I feel humbled by the process. I thought I could decide who I am and who I was going to be. It turns out that who I am had other ideas, and I’m more along for the ride than I thought.

I thought I was on a path, and there was a brick wall in the way, and I would hike up my skirts and smash headlong into it, emerging triumphant.

What actually happened was that I got weary of beating my head on it. I wandered off the path. I sat down in the grass and cried.

But looking around, I see there are many paths. Some lead around the brick wall. Some lead in entirely different directions. Perhaps, when I’m rested, I’ll explore some of them.

Comments

  1. How fantastic and wonderful to read this and see what you learned and took away! My gosh, I just loved reading this. Thank you for coming and for taking our work in such a rich way. Big grin!

  2. Hi Jen,
    Thank you, and thanks for stopping by! I really enjoyed the workshop and have always gotten a lot from your books. And, I appreciate the no-upsell philosophy. =)

    Emma

  3. I loved this article, and got a lot out of reading it. I’m always impressed by how open, thoughtful, and heart-centered your writing is. It’s very accessible and I actually felt this sense of safety for myself in reading it.

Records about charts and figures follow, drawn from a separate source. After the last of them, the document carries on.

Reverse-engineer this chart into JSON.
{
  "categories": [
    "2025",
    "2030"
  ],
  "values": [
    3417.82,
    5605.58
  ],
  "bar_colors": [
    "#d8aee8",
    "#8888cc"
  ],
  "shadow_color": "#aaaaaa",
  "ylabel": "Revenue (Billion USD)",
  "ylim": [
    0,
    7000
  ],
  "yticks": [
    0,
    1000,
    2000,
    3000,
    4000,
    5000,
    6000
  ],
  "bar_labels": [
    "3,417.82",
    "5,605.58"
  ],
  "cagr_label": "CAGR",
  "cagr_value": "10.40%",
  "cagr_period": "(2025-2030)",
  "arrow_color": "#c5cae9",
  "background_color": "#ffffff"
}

    I’ve recently started writing the book I’ve had in mind for years now to write. I got really into it, and have actually been writing at pretty much every opportunity. But. I’ve basically written three pages and have been going back and redoing them over and over. Every time I start to write more I become convinced the imaginary audience won’t be drawn in by it as is and I need to change things first…not helpful.

    So I’m taking the points about “playing Hamlet” to heart, and the very helpful guidance around structure and thickening. I’m going to play with it more. I’d had a goal to write twenty pages this week…these insights might help me do it.

  4. @Sarah
    Awesome. Yeah, I started my “book” a few weeks ago, wrote a few outlines, and then preceded to rewrite the introduction for three days before I realized I was totally off track.

    I think it’s scary to write the meat of it. The idea is beautiful and shiny, and then there’s the actual writing, and that prompts the imagining of the people reading it, and then it all becomes a pile of stuckness.

    So, my next step is to sit down and start creating a container for writing that will get me to refocus each day on what I want to say, instead of churning around who might read it. This container piece seems really important, to regroove our brain toward consistent writing instead of consistent churning. It’s part organization, part physical space, part mental framing, and part accountability and support. Probably some other parts I haven’t discovered yet. I need more (internal and external) structure to keep the “just write!” inspiration-idea part from fizzling out.

  5. Following up on that last comment, I think what the workshop gave me fundamentally was the permission to create the kind of structure that I imagined that a “real writer” would have to support their craft. Because I am a “real writer”.